Les résultats de multiples enquêtes conduites en France sur les eaux de surface et les eaux souterraines entre 2007 et 2012[14] ont montré “la présence de résidus de plusieurs composés de la famille des phtalates, le bisphenol A, trois parabènes et les cyanures (libres) au-delà du seuil de détection analytique, ainsi que des traces hormonales et médicamenteuses diffuses dans l’eau du robinet (20). “On retrouve également parmi les 30 premières substances des composés appartenant à la famille chimique des dioxines et furannes et des hydrocarbures aromatiques polycycliques (HAP), des retardateurs de flamme bromés, six composés à usage phytosanitaire ou biocide, trois résidus médicamenteux et hormones (kétoprofene, oxazepam et estrone) et trois substances industrielles. Parmi ces 30 substances, certains composés dépassent significativement le seuil de concentration de 0,1 μg/L, identifié comme un seuil de préoccupation. C’est le cas des phtalates, du bisphénol A, des parabènes, des cyanures et de l’acide amino méthyl phosphorique (AMPA)13. La pollution de l’eau peut être réduite par des filtres.

Phytoestrogènes d’origine alimentaire

La pollution alimentaire peut être liée à la consommation de produits naturellement concentrés en certaines substances, nocives pour certains populations. Onze phyto-estrogènes, dont les principaux contributeurs sont les produits à base de soja, ont été mesurés dans l’étude 2013 de l’ANSES et détectés dans 20% des 3700 analyses (1 à 60% selon la substance considérée). Certains adultes et enfants forts consommateurs de produits à base de soja (boissons au soja, desserts au soja, tofu, etc.) présentent des apports atteignant la limite maximale d’apport. Aussi, si le risque semble pouvoir être écarté pour la population générale, il ne peut l’être pour cette catégorie de consommateurs[15].

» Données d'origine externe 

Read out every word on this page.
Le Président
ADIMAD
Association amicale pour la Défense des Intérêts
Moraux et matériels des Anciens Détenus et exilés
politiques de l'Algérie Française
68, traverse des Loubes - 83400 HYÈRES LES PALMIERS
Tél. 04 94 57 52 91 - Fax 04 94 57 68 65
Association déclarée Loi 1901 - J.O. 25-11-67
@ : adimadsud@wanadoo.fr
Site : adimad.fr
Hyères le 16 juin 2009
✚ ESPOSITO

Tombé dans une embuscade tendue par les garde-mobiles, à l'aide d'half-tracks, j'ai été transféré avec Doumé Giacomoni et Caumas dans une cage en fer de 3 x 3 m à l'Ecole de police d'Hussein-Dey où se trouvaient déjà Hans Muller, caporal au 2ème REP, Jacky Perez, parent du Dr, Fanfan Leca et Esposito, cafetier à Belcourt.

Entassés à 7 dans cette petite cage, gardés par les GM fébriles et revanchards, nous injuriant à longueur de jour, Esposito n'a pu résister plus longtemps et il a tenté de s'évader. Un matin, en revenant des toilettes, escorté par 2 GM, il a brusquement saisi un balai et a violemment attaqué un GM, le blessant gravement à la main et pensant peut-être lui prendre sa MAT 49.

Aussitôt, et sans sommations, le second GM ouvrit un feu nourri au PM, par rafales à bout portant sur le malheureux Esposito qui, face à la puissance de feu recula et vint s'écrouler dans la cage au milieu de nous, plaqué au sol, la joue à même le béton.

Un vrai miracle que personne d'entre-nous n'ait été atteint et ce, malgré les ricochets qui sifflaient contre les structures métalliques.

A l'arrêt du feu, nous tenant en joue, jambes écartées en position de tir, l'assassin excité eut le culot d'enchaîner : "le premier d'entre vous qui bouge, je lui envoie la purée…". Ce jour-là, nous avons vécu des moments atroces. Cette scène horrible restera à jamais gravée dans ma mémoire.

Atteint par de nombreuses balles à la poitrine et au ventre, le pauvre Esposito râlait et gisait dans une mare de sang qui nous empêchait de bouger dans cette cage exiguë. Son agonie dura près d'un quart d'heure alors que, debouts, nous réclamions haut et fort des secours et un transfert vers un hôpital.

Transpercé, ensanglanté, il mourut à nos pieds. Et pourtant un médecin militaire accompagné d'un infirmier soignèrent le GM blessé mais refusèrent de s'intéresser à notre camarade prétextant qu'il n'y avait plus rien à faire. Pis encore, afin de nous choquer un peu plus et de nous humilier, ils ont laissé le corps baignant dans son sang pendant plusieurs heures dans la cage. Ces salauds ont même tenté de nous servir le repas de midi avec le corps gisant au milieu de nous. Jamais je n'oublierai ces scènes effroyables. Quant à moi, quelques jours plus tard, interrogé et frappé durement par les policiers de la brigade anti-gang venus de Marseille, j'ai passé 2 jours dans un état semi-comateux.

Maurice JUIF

le houblon a une action oestrogénique

Le houblon utilisé dans la fabrication de la bière possède une action oestrogénique perturbant l’équilibre hormonal masculin, perceptible chez les gros buveurs de bière, avec une gynécomastie[16] et une baisse de la libido.

Cuisson au barbecue

Les résultats montrent une diminution générale de plus de moitié de l’exposition alimentaire à des Hydrocarbures Aromatiques Polycycliques (HAP) en 2011, par rapport à l’estimation de l’ANSES réalisée en 2003. Les résultats indiquent que le risque lié à l’exposition aux HAP est notamment lié à l’usage de la cuisson au barbecue. Certains HAP comme le benzo[a]pyrène, étant cancérogènes génotoxiques sans seuil, le risque même très faible ne peut être considéré comme nul[17]. Les HAP “présents dans la fumée de cigarettes, les marées noires, la viande grillée, les gaz d’échappement d’automobiles… sont de puissants toxiques provoquant des cancers, des altérations du système immunitaire, des risques cardiovasculaires, des diminutions de la fertilité chez l’homme et la femme, des malformations chez les nouveauxnés[18].

Fruits et légumes frais du marché local

Il revient aux consommateurs de choisir ses aliments selon des critères de sécurité alimentaire qui prennent en compte ces risques de contamination. Pour en savoir plus sur les moyens de vous protéger des perturbateurs endocriniens, consultez notre ouvrage: L’homme, une espèce et un genre à protéger.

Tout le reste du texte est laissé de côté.